The emphasis in this workshop will be both on the craftthe language and the shaping and forming of the writing, and the imaginationthe vision that's unique to each individual.  It does battle with “the anesthetized heart.”  Classroom work will consist primarily of intensive workshop style discussion of student work, although each class will begin with poems, ancient and modern, as model or target for discussions of technique as well as examples of tapping the resources available to the writer.  I’ll begin class with what I call, an “exemplary” poet – avoiding the more proscriptive term “essential.”  Exercises will include ways to locate the source of your poems as well as ways to "music" them, to shape them, and to revise them.

Submission Limit: Six poems, totaling no more than twenty pages
Workshop Size: Ten participants

Led by Bruce Smith

Dramatic Writing

Do you have a story to tell in the form of a playscript or a screenplay? How are the two forms similar and different, and what can one teach us about the other? Whether you’re a beginner or an experienced dramatic writer, this unique dramatic writing workshop will allow you to start or revise a short stage play, short narrative screenplay, or both! Beginning with proven prompts that inspire and challenge, we will workshop scripts of up to fifty pages and focus on theatrical and visual storytelling and even the basics of proper script formatting. So, whether it’s “Lights up” or “FADE IN,” come ready to explore, learn and share. Fiction and nonfiction writers are encouraged to join. All experience levels are welcome.

Submission limit: 50 pages 
Workshop size: 10 

Led by Kyle Bass

Jumpstarter Workshop

You bring an idea or two, and our workshop will help you turn them into a manuscript. Come prepared to do a little bit of writing every day. Exercises in fiction, nonfiction, and poetry will help unlock your creativity and clarify your aims. Those who wish to may read their work aloud for on-the-spot critiques in a safe and supportive environment. After a week of mini-lectures on the art and craft of writing as well as a one-on-one conference with the instructor, you should head off with a clear plan and a few more pages.

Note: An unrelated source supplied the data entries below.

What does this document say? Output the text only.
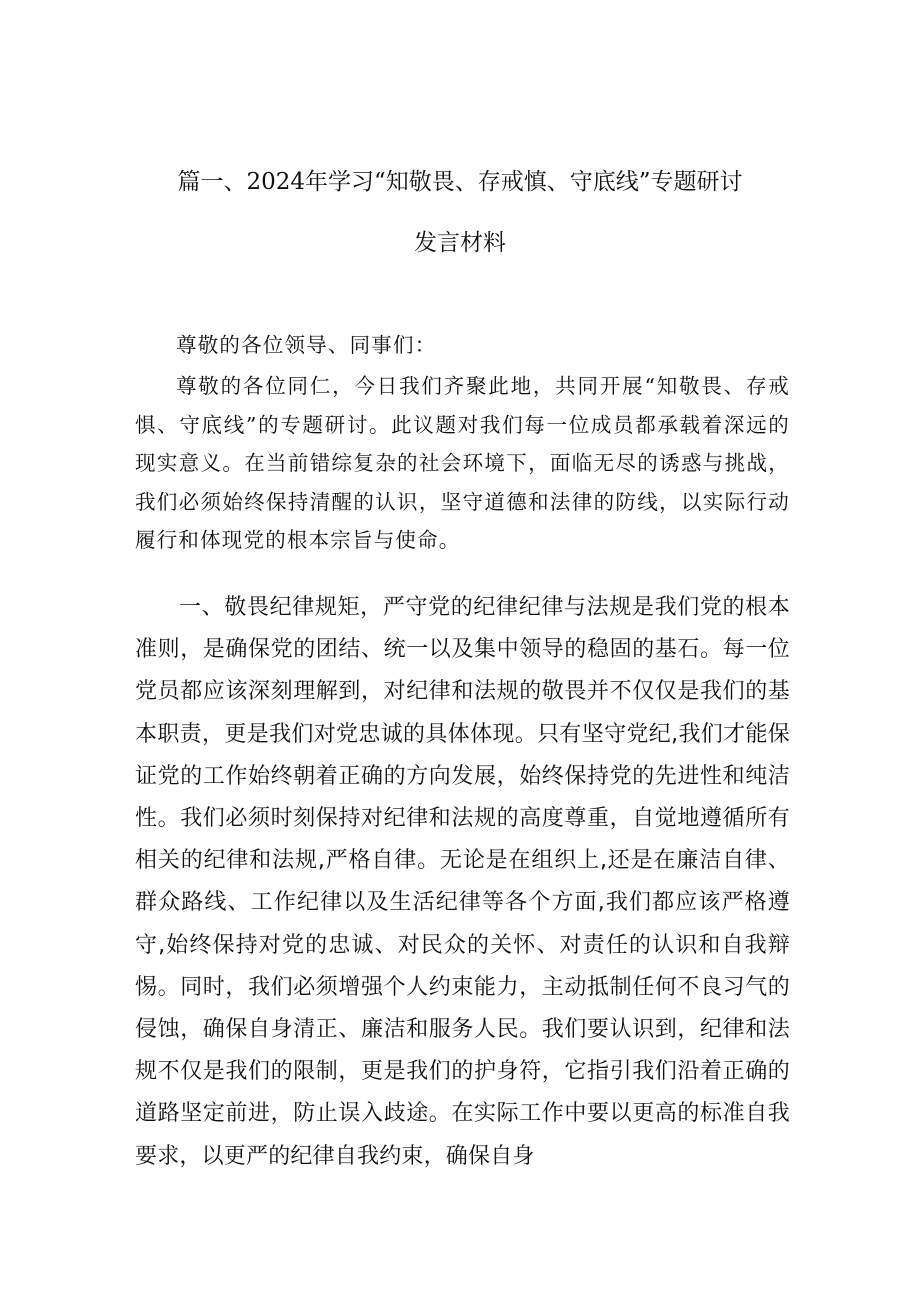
篇一、2024年学习“知敬畏、存戒慎、守底线”专题研讨
发言材料

尊敬的各位领导、同事们：

尊敬的各位同仁，今日我们齐聚此地，共同开展“知敬畏、存戒惧、守底线”的专题研讨。此议题对我们每一位成员都承载着深远的现实意义。在当前错综复杂的社会环境下，面临无尽的诱惑与挑战，我们必须始终保持清醒的认识，坚守道德和法律的防线，以实际行动履行和体现党的根本宗旨与使命。

一、敬畏纪律规矩，严守党的纪律纪律与法规是我们党的根本准则，是确保党的团结、统一以及集中领导的稳固的基石。每一位党员都应该深刻理解到，对纪律和法规的敬畏并不仅仅是我们的基本职责，更是我们对党忠诚的具体体现。只有坚守党纪,我们才能保证党的工作始终朝着正确的方向发展，始终保持党的先进性和纯洁性。我们必须时刻保持对纪律和法规的高度尊重，自觉地遵循所有相关的纪律和法规,严格自律。无论是在组织上,还是在廉洁自律、群众路线、工作纪律以及生活纪律等各个方面,我们都应该严格遵守,始终保持对党的忠诚、对民众的关怀、对责任的认识和自我辩惕。同时，我们必须增强个人约束能力，主动抵制任何不良习气的侵蚀，确保自身清正、廉洁和服务人民。我们要认识到，纪律和法规不仅是我们的限制，更是我们的护身符，它指引我们沿着正确的道路坚定前进，防止误入歧途。在实际工作中要以更高的标准自我要求，以更严的纪律自我约束，确保自身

This workshop is open to anyone who wishes to take it. If you’d like to provide a brief description (<500 words) of your project, feel free to do so.

Led by Jennifer Brice

In this jumpstarter workshop we’ll discuss and experiment with the endless varieties of prompts that can help you generate new ideas for stories or novels or find new directions for the projects you’ve already begun. From scouring fine art and vintage photographs to drawing diagrams and maps, from free writing to navigating strict linguistic boundaries, we’ll aim to discover and put to use those strategies that get and keep you writing. Since this is a generative class, with a mixture of writing, discussion, and workshops, you don’t need to submit any writing in advance. You simply need to be prepared to experiment, have fun, and share your work with your classmates and with me.

This workshop is open to anyone who wishes to take it. If you’d like to provide a brief description (<500 words) of your project, feel free to do so.

Led by John Gregory Brown

The Writers' Retreat

Please note that the writer's retreat is at capacity. If you would like to be added to the waitlist, please email writersconference@colgate.edu, or consider signing up for one of the jumpstarter workshops.

The Writers’ Retreat offers ultimate freedom and flexibility. Instead of participating in a workshop, you’re welcome to write, rest, and recharge as you see fit. You can choose to attend any combination of craft lectures from our esteemed faculty, shop talks with editors and agents, literary readings, and social events. You’ll also have the opportunity to use the campus library, fitness facilities, and network of hiking trails. This option includes full room and board.